Effect of schizostatin on in vitro mycelial growth of fungal plant pathogens.

Fungal pathogen	Percentage inhibition of mycelial growtha
	10 µg/mL	25 µg/mL	50 µg/mL	100 µg/mL	150 µg/mL
Colletotrichum gloeosporioides	18.3 ± 1.2	33.5 ± 2.1	67.5 ± 3.0	90.0 ± 1.1	92.4 ± 2.2
Botrytis cinerea	0	0	15.6 ± 3.1	55.2 ± 1.5	87.3 ± 2.0

The percentage inhibition of mycelia growth was based on colony radius measurements. Each result represents the mean ± standard deviation from independent experiments.
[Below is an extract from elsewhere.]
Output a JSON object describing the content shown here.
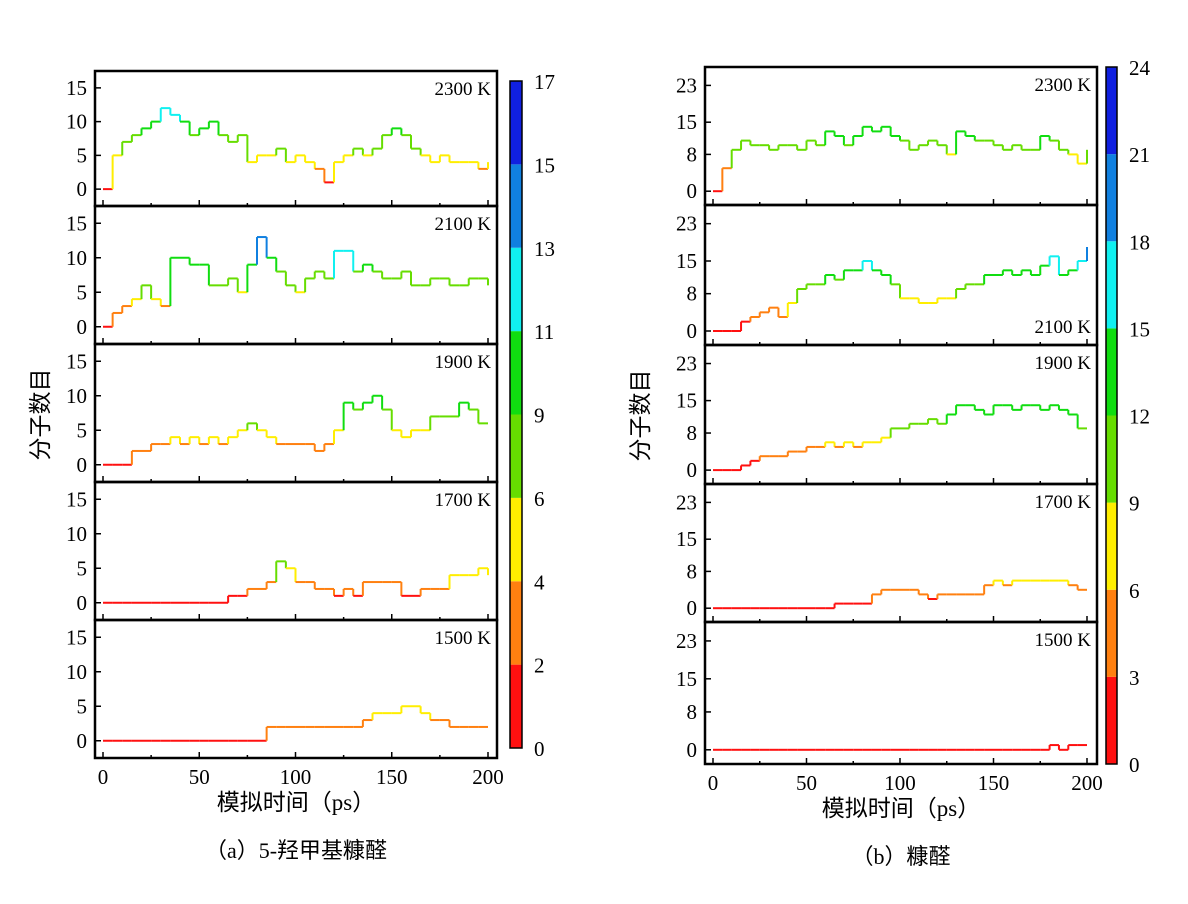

Control efficacy of schizostatin against anthracnose in detached pepper fruits

To investigate the in vivo control activity of the purified schizostatin, we treated pepper fruits with the compound and then challenge-inoculated them with C. gloeosporioides or B. cinerea. For C. gloeosporioides infection, significant disease reduction was observed from treatment with 10 µg/mL, with 97.8% and 100.0% control effects with 100 µg/mL and 150 µg/mL treatment, respectively (Figure 3). The effective control of gray mold required a higher concentration than the control of anthracnose. The control effect for gray mold was 83.2% and 94.6% by treatment with 100 µg/mL and 150 µg/mL, respectively. Thus, schizostatin was the key compound contributing to the overall biocontrol activity of CF from S. commune. Although the content of schizostatin in the diluted CF would be lower than that in the solution of the pure compound, the suppression of disease incidence was more efficient when CF was used. The higher inhibition by CF could be due to the presence of compounds other than schizostatin, as discussed above. Overall, the results of this study indicate that schizostatin is a potent agent for controlling anthracnose and gray mold in peppers, both in the field and postharvest stages.

Figure 3.

Effect of various concentrations of schizostatin on the incidence of anthracnose and gray mold in the detached pepper fruits. Mycelial plugs of Colletotrichum gloeosporioides and Botrytis cinerea were inoculated onto hot-pepper fruits pretreated with different concentrations of purified compound. Distilled water (Con) was used as negative control. Data are presented as mean ± standard deviation. Different letters above the bars indicate significant differences at P = 0.05.